= Idiots of Ants =

Idiots of Ants are a London-based comedy sketch group made up of Elliott Tiney, Benjamin Wilson, James Wrighton and Andrew Spiers. They have performed sketches on BBC Two, Fox News, BBC Three and BBC Radio 4.
The name is a pun on Idiot Savant.
== History ==
Idiots of Ants formed in November 2006 and went on to perform and sell-out at the Edinburgh Festival in 2007. This self-titled Edinburgh debut received notices from the national press.

In August 2007 the Idiots were featured on the BBC 2 programme The Edinburgh Show.

In May 2008 they appeared on the BBC Three show The Wall. The sketch shown, "Facebook in real life", went on to top the most watched UK comedy video chart on YouTube.

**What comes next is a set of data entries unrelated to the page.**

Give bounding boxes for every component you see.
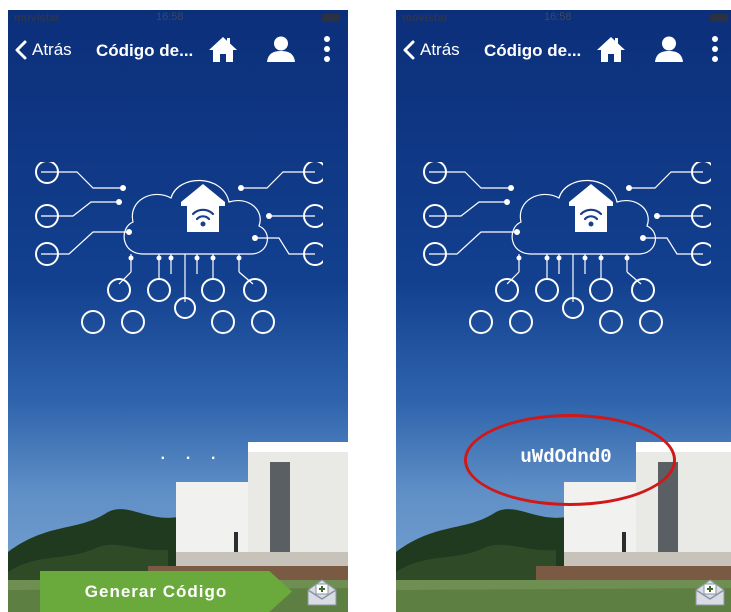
chevron-left-icon xyxy=(15,40,27,60)
phone-screen-before: movistar 16:58 Atrás Código de... . . . … xyxy=(8,10,348,612)
house-photo xyxy=(396,442,731,612)
mail-add-icon[interactable] xyxy=(694,578,726,606)
back-button[interactable]: Atrás xyxy=(402,36,460,64)
carrier-label: movistar xyxy=(402,12,448,24)
page-title: Código de... xyxy=(484,41,582,60)
battery-icon xyxy=(710,14,728,22)
back-button[interactable]: Atrás xyxy=(14,36,72,64)
back-label: Atrás xyxy=(420,40,460,59)
nav-bar: Atrás Código de... xyxy=(396,28,731,72)
home-icon[interactable] xyxy=(208,35,238,63)
battery-icon xyxy=(322,14,340,22)
status-bar: movistar 16:58 xyxy=(8,10,348,26)
mail-add-icon[interactable] xyxy=(306,578,338,606)
user-icon[interactable] xyxy=(266,35,296,63)
generated-code: uWdOdnd0 xyxy=(520,446,612,468)
loading-indicator: . . . xyxy=(158,446,222,464)
cloud-house-wifi-icon xyxy=(423,162,711,334)
generate-code-button[interactable]: Generar Código xyxy=(40,571,292,612)
phone-screen-after: movistar 16:58 Atrás Código de... uWdOdn… xyxy=(396,10,731,612)
time-label: 16:58 xyxy=(544,11,572,23)
back-label: Atrás xyxy=(32,40,72,59)
page-title: Código de... xyxy=(96,41,194,60)
user-icon[interactable] xyxy=(654,35,684,63)
home-icon[interactable] xyxy=(596,35,626,63)
carrier-label: movistar xyxy=(14,12,60,24)
nav-bar: Atrás Código de... xyxy=(8,28,348,72)
cloud-house-wifi-icon xyxy=(35,162,323,334)
chevron-left-icon xyxy=(403,40,415,60)
time-label: 16:58 xyxy=(156,11,184,23)
status-bar: movistar 16:58 xyxy=(396,10,731,26)
more-vertical-icon[interactable] xyxy=(322,34,332,64)
more-vertical-icon[interactable] xyxy=(710,34,720,64)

The "Facebook in real life" video was played on Fox News (The Live Desk with Martha MacCallum) on 13 May 2008.

In May 2008 they performed a sketch live on the BBC Radio 4 show Loose Ends.

Idiots of Ants were commissioned by E4 to create a show as part of their Funny Cut season. This was broadcast in August 2008.

Idiots of Ants returned to the Edinburgh Festival in 2008 with their show 'Idiots of Ants 2008'.

In 2009 Idiots of Ants performed at the Montreal Just for Laughs Festival and the Edinburgh Festival where their show 'Idiots of Ants: This is War' was nominated for an Eddie (Edinburgh Comedy Awards).

In 2009 and 2010, Idiots of Ants performed at the award-winning New Theatre (Nottingham), first performing 'Idiots of Ants: This is War' and later performing a version of their 2010 Edinburgh show. Both performances were well received by the student audience.